Of course, there may be a chance that the New York State legislature may have the same intent, as do other states, that what is really required is “ALL” of the source codes developed by the voting system providers but not “ALL” of the source codes from third parties.

On AVANTE’s willingness to serve New York State with a good voting system that meets the New York State Election Codes of Source Code Escrow

As a NJ company, we have received more business and have had more success in New York State than in NJ. More than half of NY State used AVANTE ballot marking devices with outstanding success in 2006.[9] We were and are grateful for the opportunity to serve New York State. Where possible, AVANTE will jump through any barriers to provide all source codes within the company’s control.

AVANTE was the first to initiate talks with Microsoft to provide their source code. We have also worked with all other component providers to make source code available. However, even if Microsoft agrees to provide source code beyond their current approach of online inspection, all of the voting companies will be far from achieving even 50% of all source code. Vendors would have to find all compilers’ source codes. If Intel and AMD processors have embedded codes in their microprocessor that are not open, we will have to get them. There are a host of other embedded components mentioned by Bev Harris and Alan Dechert as well.

We understand that some activists in New York State are pro optical scan systems. However, they are incorect to believe optical scan system manufacturers have made all of their source codes available. Some Japanese microprocessors and other embedded components may have source codes that are difficult to get as well. The New York Election Codes require all source codes that cover not only the scanner unit but also the election management systems that generate, print, tabulate as well as consolidate complex ballots. Here, almost every system in the market today uses Microsoft operating systems and SQL-Server databases.

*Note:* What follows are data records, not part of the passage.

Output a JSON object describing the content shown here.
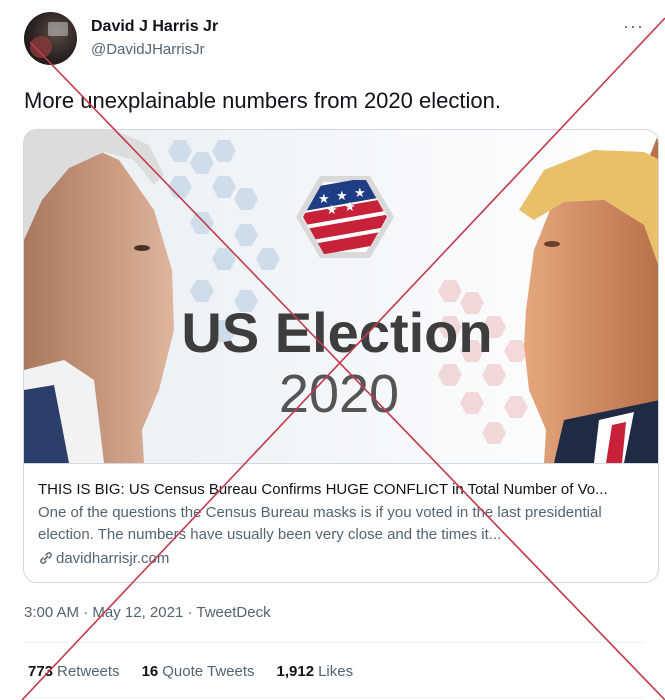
{
  "author": {
    "name": "David J Harris Jr",
    "handle": "@DavidJHarrisJr",
    "avatar_icon": "profile-photo-avatar"
  },
  "more_icon": "more-options-icon",
  "more_glyph": "···",
  "tweet": {
    "text": "More unexplainable numbers from 2020 election."
  },
  "card": {
    "image": {
      "line1": "US Election",
      "line2": "2020",
      "emblem_icon": "us-flag-hexagon-emblem"
    },
    "title": "THIS IS BIG: US Census Bureau Confirms HUGE CONFLICT in Total Number of Vo...",
    "description": "One of the questions the Census Bureau masks is if you voted in the last presidential election. The numbers have usually been very close and the times it...",
    "domain": "davidharrisjr.com",
    "link_icon": "link-icon"
  },
  "meta": {
    "time": "3:00 AM",
    "sep1": "·",
    "date": "May 12, 2021",
    "sep2": "·",
    "source": "TweetDeck"
  },
  "stats": {
    "retweets_count": "773",
    "retweets_label": "Retweets",
    "quote_count": "16",
    "quote_label": "Quote Tweets",
    "likes_count": "1,912",
    "likes_label": "Likes"
  },
  "colors": {
    "cross": "#c23a4a",
    "text": "#0f1419",
    "secondary": "#536471",
    "border": "#cfd9de",
    "election_text": "#3d3d3d",
    "flag_red": "#c8213a",
    "flag_blue": "#1e3d85"
  }
}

For the optical scan system to be a viable solution, it must couple with a “ballot marking device” solution. Some may think that the Windows CE operating system, which many optical systems use, is open source and thus enables some of the current ballot-marking devices to meet escrow requirements. But, Windows CE being open source is far from being true. Microsoft has only agreed to make part of the operating system source codes available, NOT ALL.[10]

AVANTE has made and explained the same points to the elected officials and legislature of NY State. We made these points out of deep respect by being truthful. There is no intent to slight the State Election Codes. If any of the statements made by some staff members caused confusion, we apologize for this misunderstanding.

On the issue of paper ballot vs DRE (Direct Recording Electronic) with VVPR (Voter Verified Paper Record) for New York State

AVANTE has long taken the position that DREs with a properly engineered VVPR is the best voting solution for the United States on the basis of meeting all of the requirements.  The DRE with a properly engineered VVPR is the only method that can help to eliminate voter errors.

The caveat is that the DRE and VVPR must be properly engineered so that commonly observed errors and privacy concerns are not introduced. We believe the dramatic failures of some of the DREs with VVPR have nothing to do with the concept of the system but everything to do with problems in engineering and design. We have published several white papers with this opinion.[11][12]

AVANTE knows that its position is not the same as some of the activist groups. It is particularly true on the virtue of DREs with VVPR vs Precinct-based Optical Scan voting solutions. In many ways, the “devils” or potential problems of DRE with VVPR are well known and have been studied over the last few years. They have been addressed in election codes as well as in certification requirements.

However, one cannot say the same of optical scan systems. The “devils” and problems of paper ballot tampering were known decades ago when New York and New Jersey changed from paper balloting to the current direct recording mechanical lever voting systems.[13] While the problems have been forgotten, the current optical scan system and relevant processes have not been improved over the last twenty or more years.